In general, the nose is innervated by the olfactory nerve, branches of the ophthalmic and maxillary divisions of the trigeminal nerve, parasympathetic secretomotor fibers, and sympathetic fibers. The autonomic nerve supply to the nose regulates vascular tone, turbinate congestion, and nasal secretion. Parasympathetic fibers synapse in the sphenopalatine ganglion before innervating nasal mucosa. These fibers travel with the facial nerve, exiting at the geniculate ganglion as the greater superficial petrosal nerve. The vidian nerve is formed by the union of the greater superficial petrosal and deep petrosal nerves and carries the fibers to the sphenopalatine ganglion, where they synapse.

Sympathetic fibers also pass through the sphenopalatine ganglion but do not synapse there. The sympathetic fibers exit the spine and travel in the cervical sympathetic trunk, synapsing in the superior cervical ganglion. Postsynaptic fibers contribute to the sympathetic plexus of the internal carotid artery from which the deep petrosal nerve originates. It then joins with the greater superficial petrosal nerve to form the vidian nerve and its fibers pass through the sphenopalatine ganglion and along branches of the trigeminal nerve and nasal blood vessels. Thus, branches of the sphenopalatine ganglion carry sympathetic, parasympathetic, and trigeminal fibers.
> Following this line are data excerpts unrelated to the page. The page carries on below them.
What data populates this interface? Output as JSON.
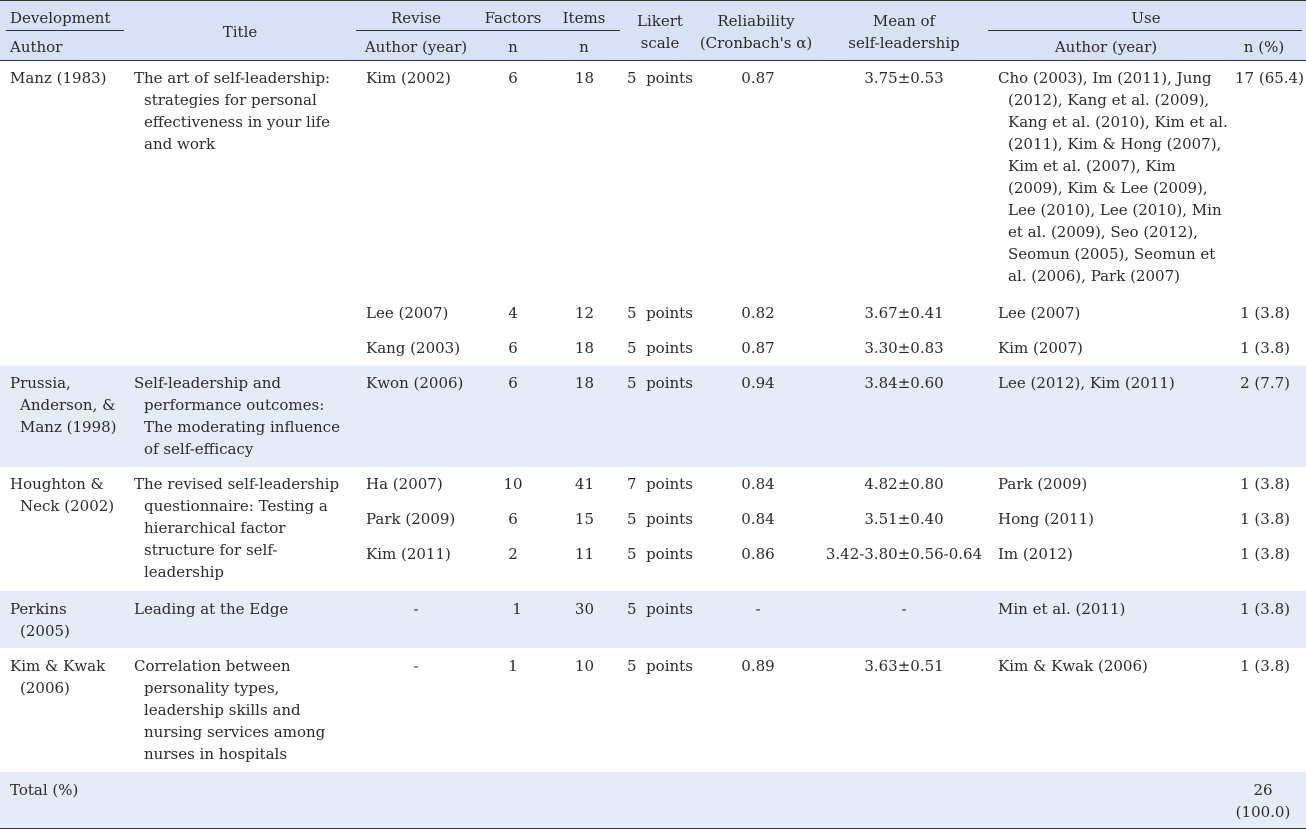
{
  "header": {
    "development": "Development",
    "author": "Author",
    "title": "Title",
    "revise": "Revise",
    "revise_author": "Author (year)",
    "factors": "Factors",
    "factors_n": "n",
    "items": "Items",
    "items_n": "n",
    "likert_1": "Likert",
    "likert_2": "scale",
    "reliability_1": "Reliability",
    "reliability_2": "(Cronbach's α)",
    "mean_1": "Mean of",
    "mean_2": "self-leadership",
    "use": "Use",
    "use_author": "Author (year)",
    "use_n": "n (%)"
  },
  "groups": [
    {
      "author": "Manz (1983)",
      "title": "The art of self-leadership: strategies for personal effectiveness in your life and work",
      "rows": [
        {
          "revise": "Kim (2002)",
          "factors": "6",
          "items": "18",
          "likert": "5  points",
          "reliability": "0.87",
          "mean": "3.75±0.53",
          "use": "Cho (2003), Im (2011), Jung (2012), Kang et al. (2009), Kang et al. (2010), Kim et al. (2011), Kim & Hong (2007), Kim et al. (2007), Kim (2009), Kim & Lee (2009), Lee (2010), Lee (2010), Min et al. (2009), Seo (2012), Seomun (2005), Seomun et al. (2006), Park (2007)",
          "n": "17 (65.4)"
        },
        {
          "revise": "Lee (2007)",
          "factors": "4",
          "items": "12",
          "likert": "5  points",
          "reliability": "0.82",
          "mean": "3.67±0.41",
          "use": "Lee (2007)",
          "n": "1 (3.8)"
        },
        {
          "revise": "Kang (2003)",
          "factors": "6",
          "items": "18",
          "likert": "5  points",
          "reliability": "0.87",
          "mean": "3.30±0.83",
          "use": "Kim (2007)",
          "n": "1 (3.8)"
        }
      ]
    },
    {
      "author": "Prussia, Anderson, & Manz (1998)",
      "title": "Self-leadership and performance outcomes: The moderating influence of self-efficacy",
      "rows": [
        {
          "revise": "Kwon (2006)",
          "factors": "6",
          "items": "18",
          "likert": "5  points",
          "reliability": "0.94",
          "mean": "3.84±0.60",
          "use": "Lee (2012), Kim (2011)",
          "n": "2 (7.7)"
        }
      ]
    },
    {
      "author": "Houghton & Neck (2002)",
      "title": "The revised self-leadership questionnaire: Testing a hierarchical factor structure for self-leadership",
      "rows": [
        {
          "revise": "Ha (2007)",
          "factors": "10",
          "items": "41",
          "likert": "7  points",
          "reliability": "0.84",
          "mean": "4.82±0.80",
          "use": "Park (2009)",
          "n": "1 (3.8)"
        },
        {
          "revise": "Park (2009)",
          "factors": "6",
          "items": "15",
          "likert": "5  points",
          "reliability": "0.84",
          "mean": "3.51±0.40",
          "use": "Hong (2011)",
          "n": "1 (3.8)"
        },
        {
          "revise": "Kim (2011)",
          "factors": "2",
          "items": "11",
          "likert": "5  points",
          "reliability": "0.86",
          "mean": "3.42-3.80±0.56-0.64",
          "use": "Im (2012)",
          "n": "1 (3.8)"
        }
      ]
    },
    {
      "author": "Perkins (2005)",
      "title": "Leading at the Edge",
      "rows": [
        {
          "revise": "-",
          "factors": "1",
          "items": "30",
          "likert": "5  points",
          "reliability": "-",
          "mean": "-",
          "use": "Min et al. (2011)",
          "n": "1 (3.8)"
        }
      ]
    },
    {
      "author": "Kim & Kwak (2006)",
      "title": "Correlation between personality types, leadership skills and nursing services among nurses in hospitals",
      "rows": [
        {
          "revise": "-",
          "factors": "1",
          "items": "10",
          "likert": "5  points",
          "reliability": "0.89",
          "mean": "3.63±0.51",
          "use": "Kim & Kwak (2006)",
          "n": "1 (3.8)"
        }
      ]
    }
  ],
  "total": {
    "label": "Total (%)",
    "n": "26 (100.0)"
  }
}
The inferior turbinates are very vascular structures and one of the risks of surgery is hemorrhage. Patients with coagulopathies are clearly at increased risk of complications. Similarly, patients should not be taking any medications or herbs that affect their coagulation cascade.

Take care when resecting turbinate tissue in patients who have preexisting reports of nasal dryness and crusting secondary to the concern about atrophic rhinitis.